1) The app identifier (stored under the “appId” column in the app list) which represents an app-store specific appId. When an app has also a bundleId available, it will be stored under the “bundleId” column.

2) the operating system name on which the app is installed.

In addition to the above data points, the title of the app is provided whenever it is available through the app stores, as well as the app store link where more information regarding the app can be found, such as logos, screenshots, reviews, etc.

The appId field in the list is case-sensitive. So, “com.abc” is different than “com.Abc”. In addition, due to the fact that the appId or bundleId are not user friendly identifiers (unlike domain names on the Internet), the user should be extremely careful on how he/she interprets the data provided and what conclusions are derived from them. For example, an appId that contains the word “facebook” does NOT necessarily mean that is associated with “facebook.com”. The same applies in the case of keywords found in the app title column. Finally, it is very likely that low quality apps could use deceptive names that might imitate popular app names in order to increase their downloads and their overall traffic.

Best Practices

It is highly recommended that clients ping their FTP hourly to check for new lists. If a new one is present, is should COMPLETELY REPLACE the old file. Failure to update the most recent list will lead to leakage of IVT and increased IVT rates.

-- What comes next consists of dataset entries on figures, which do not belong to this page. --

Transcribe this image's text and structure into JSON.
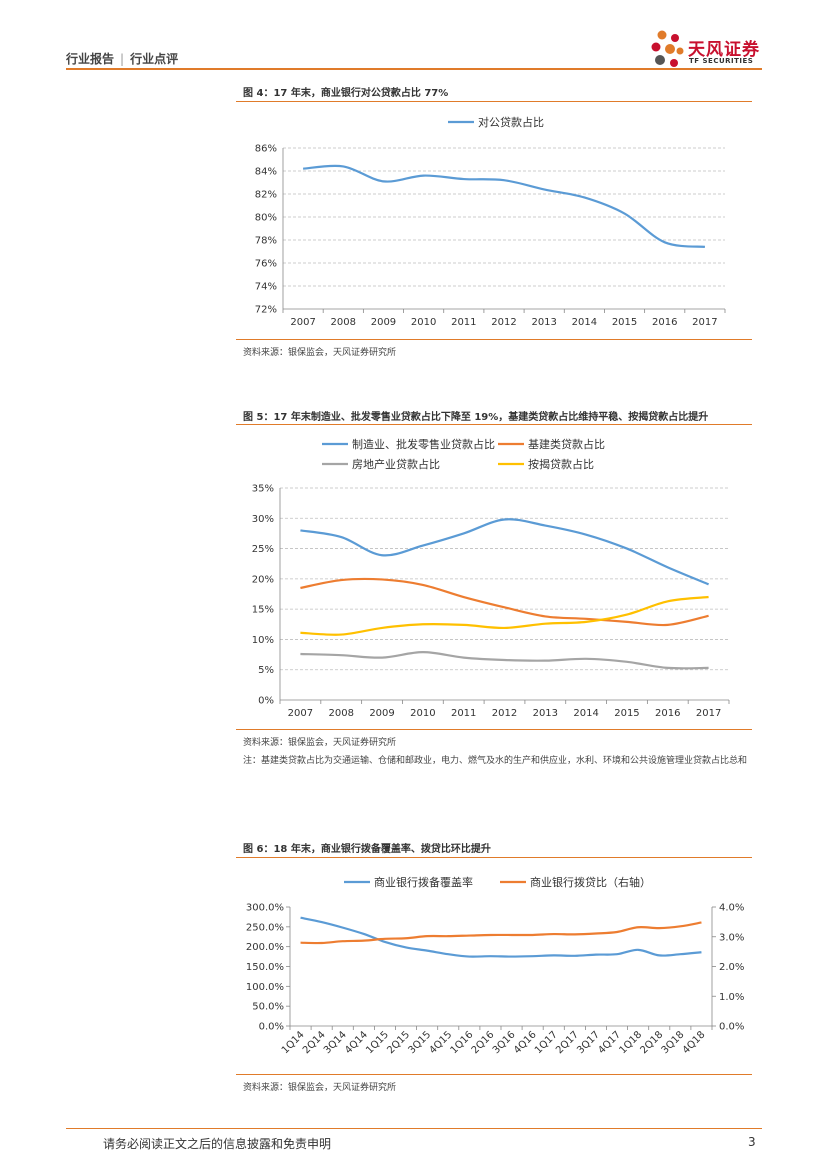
{
  "header": {
    "category": "行业报告",
    "type": "行业点评"
  },
  "logo": {
    "name_cn": "天风证券",
    "name_en": "TF SECURITIES",
    "colors": [
      "#c8102e",
      "#e07b2a",
      "#555555"
    ]
  },
  "figures": [
    {
      "title": "图 4：17 年末，商业银行对公贷款占比 77%",
      "source": "资料来源：银保监会，天风证券研究所"
    },
    {
      "title": "图 5：17 年末制造业、批发零售业贷款占比下降至 19%，基建类贷款占比维持平稳、按揭贷款占比提升",
      "source": "资料来源：银保监会，天风证券研究所",
      "note": "注：基建类贷款占比为交通运输、仓储和邮政业，电力、燃气及水的生产和供应业，水利、环境和公共设施管理业贷款占比总和"
    },
    {
      "title": "图 6：18 年末，商业银行拨备覆盖率、拨贷比环比提升",
      "source": "资料来源：银保监会，天风证券研究所"
    }
  ],
  "chart_data": [
    {
      "type": "line",
      "categories": [
        "2007",
        "2008",
        "2009",
        "2010",
        "2011",
        "2012",
        "2013",
        "2014",
        "2015",
        "2016",
        "2017"
      ],
      "series": [
        {
          "name": "对公贷款占比",
          "color": "#5b9bd5",
          "values": [
            84.2,
            84.4,
            83.1,
            83.6,
            83.3,
            83.2,
            82.4,
            81.7,
            80.3,
            77.8,
            77.4
          ]
        }
      ],
      "ylim": [
        72,
        86
      ],
      "yticks": [
        72,
        74,
        76,
        78,
        80,
        82,
        84,
        86
      ],
      "ytick_labels": [
        "72%",
        "74%",
        "76%",
        "78%",
        "80%",
        "82%",
        "84%",
        "86%"
      ],
      "legend": "top",
      "grid": true
    },
    {
      "type": "line",
      "categories": [
        "2007",
        "2008",
        "2009",
        "2010",
        "2011",
        "2012",
        "2013",
        "2014",
        "2015",
        "2016",
        "2017"
      ],
      "series": [
        {
          "name": "制造业、批发零售业贷款占比",
          "color": "#5b9bd5",
          "values": [
            28.0,
            26.9,
            23.9,
            25.5,
            27.5,
            29.8,
            28.8,
            27.3,
            25.0,
            21.9,
            19.1
          ]
        },
        {
          "name": "基建类贷款占比",
          "color": "#ed7d31",
          "values": [
            18.5,
            19.8,
            19.9,
            19.0,
            17.0,
            15.3,
            13.8,
            13.4,
            12.9,
            12.4,
            13.9
          ]
        },
        {
          "name": "房地产业贷款占比",
          "color": "#a5a5a5",
          "values": [
            7.6,
            7.4,
            7.0,
            7.9,
            7.0,
            6.6,
            6.5,
            6.8,
            6.3,
            5.3,
            5.3
          ]
        },
        {
          "name": "按揭贷款占比",
          "color": "#ffc000",
          "values": [
            11.1,
            10.8,
            11.9,
            12.5,
            12.4,
            11.9,
            12.6,
            12.9,
            14.1,
            16.3,
            17.0
          ]
        }
      ],
      "ylim": [
        0,
        35
      ],
      "yticks": [
        0,
        5,
        10,
        15,
        20,
        25,
        30,
        35
      ],
      "ytick_labels": [
        "0%",
        "5%",
        "10%",
        "15%",
        "20%",
        "25%",
        "30%",
        "35%"
      ],
      "legend": "top",
      "grid": true
    },
    {
      "type": "line",
      "categories": [
        "1Q14",
        "2Q14",
        "3Q14",
        "4Q14",
        "1Q15",
        "2Q15",
        "3Q15",
        "4Q15",
        "1Q16",
        "2Q16",
        "3Q16",
        "4Q16",
        "1Q17",
        "2Q17",
        "3Q17",
        "4Q17",
        "1Q18",
        "2Q18",
        "3Q18",
        "4Q18"
      ],
      "series": [
        {
          "name": "商业银行拨备覆盖率",
          "color": "#5b9bd5",
          "axis": "left",
          "values": [
            273.0,
            262.0,
            248.0,
            232.0,
            212.0,
            198.0,
            190.0,
            181.0,
            175.0,
            176.0,
            175.0,
            176.0,
            178.0,
            177.0,
            180.0,
            181.0,
            192.0,
            178.0,
            181.0,
            186.0
          ]
        },
        {
          "name": "商业银行拨贷比（右轴）",
          "color": "#ed7d31",
          "axis": "right",
          "values": [
            2.8,
            2.79,
            2.85,
            2.87,
            2.93,
            2.95,
            3.02,
            3.02,
            3.04,
            3.06,
            3.06,
            3.06,
            3.09,
            3.08,
            3.11,
            3.16,
            3.32,
            3.29,
            3.35,
            3.48
          ]
        }
      ],
      "ylim": [
        0,
        300
      ],
      "yticks_left": [
        "0.0%",
        "50.0%",
        "100.0%",
        "150.0%",
        "200.0%",
        "250.0%",
        "300.0%"
      ],
      "y2lim": [
        0,
        4
      ],
      "yticks_right": [
        "0.0%",
        "1.0%",
        "2.0%",
        "3.0%",
        "4.0%"
      ],
      "legend": "top",
      "grid": false
    }
  ],
  "footer": {
    "disclaimer": "请务必阅读正文之后的信息披露和免责申明",
    "page": "3"
  }
}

App or Bundle IDs that look like 'Domains'


In the context of the mobile app data feed, these entries that appear to be domains are not actual domains but misrepresented ‘bundle IDs’ we see coming from mobile app traffic.

The reason these are in the data feed is because these ‘bundle IDs’ are not valid mobile app bundle IDs and may elevate your risk of invalid traffic should ad transactions occur on inventory with these IDs.  Usually bundle ids are in the form of reverse domain (for example, com.hulu.plus), but a number of the apps - especially the “bad” ones - use the incorrect form, which  makes it look like a domain even though it is a bundle id.

Example:

- The domain “abc13.com” is  a valid desktop or mobile web website but is not a valid mobile app or bundle ID.

- The mobile app equivalent for ABC13 have the following valid app or bundle ID: com.abclocal.ktrk.news (Android) and 407345290 (iOS)

- There is no mobile app with the app or bundleId = “abc13.com” which is why it is in the mobile app datafeed.

OS Decisioning

App/bundle IDs for the same application are often named differently for each OS platform. For example, the app XYZ may lists its bundle ID on iOS as "com.company.xyz", but on Android it is listed as "com.xyz.app". If the entry on the High Risk App List includes the app ID "com.company.xyz" but the osName is "Android", it is likely the app is either spoofed or using a deceptive name. In this case, you would only want to block "com.company.xyz" on Android so to not block users on the official XYZ app on iOS. It is for this reason that it is highly advised to match both app ID and OS when determine blocking decisions. 

Probabilities

The high risk app list provides a lot of flexibility to the end-user for blocking specific risk- types, operating systems, or app/bundleIds. It also enables the filtration of specific appIds based on some probability threshold. The probability threshold will correspond to the least amount of evidence that a given appId has shown in order to be associated with a given risk factor. As a generic guideline, Pixalate recommends the following probability thresholds, depending on the client needs:

1) probability equal to 1, for filtering out only the worst offender appIds (deterministic risk)

2) probability greater than or equal to 0.9 for filtering out apps, that have a high risk factor beyond a reasonable doubt

3) probability greater than or equal to 0.75, for filtering out apps that are associated with clear and convincing evidence of a high risk factor

4) probability greater than or equal to 0.5, for filtering out apps that it is more likely than not that they are associated with a high risk factor.

In general, it is a good tactic to start implementing the list with a threshold of 0.75 and then move it up or down until the desired operating point has been achieved, in terms of overall inventory volume and risk level.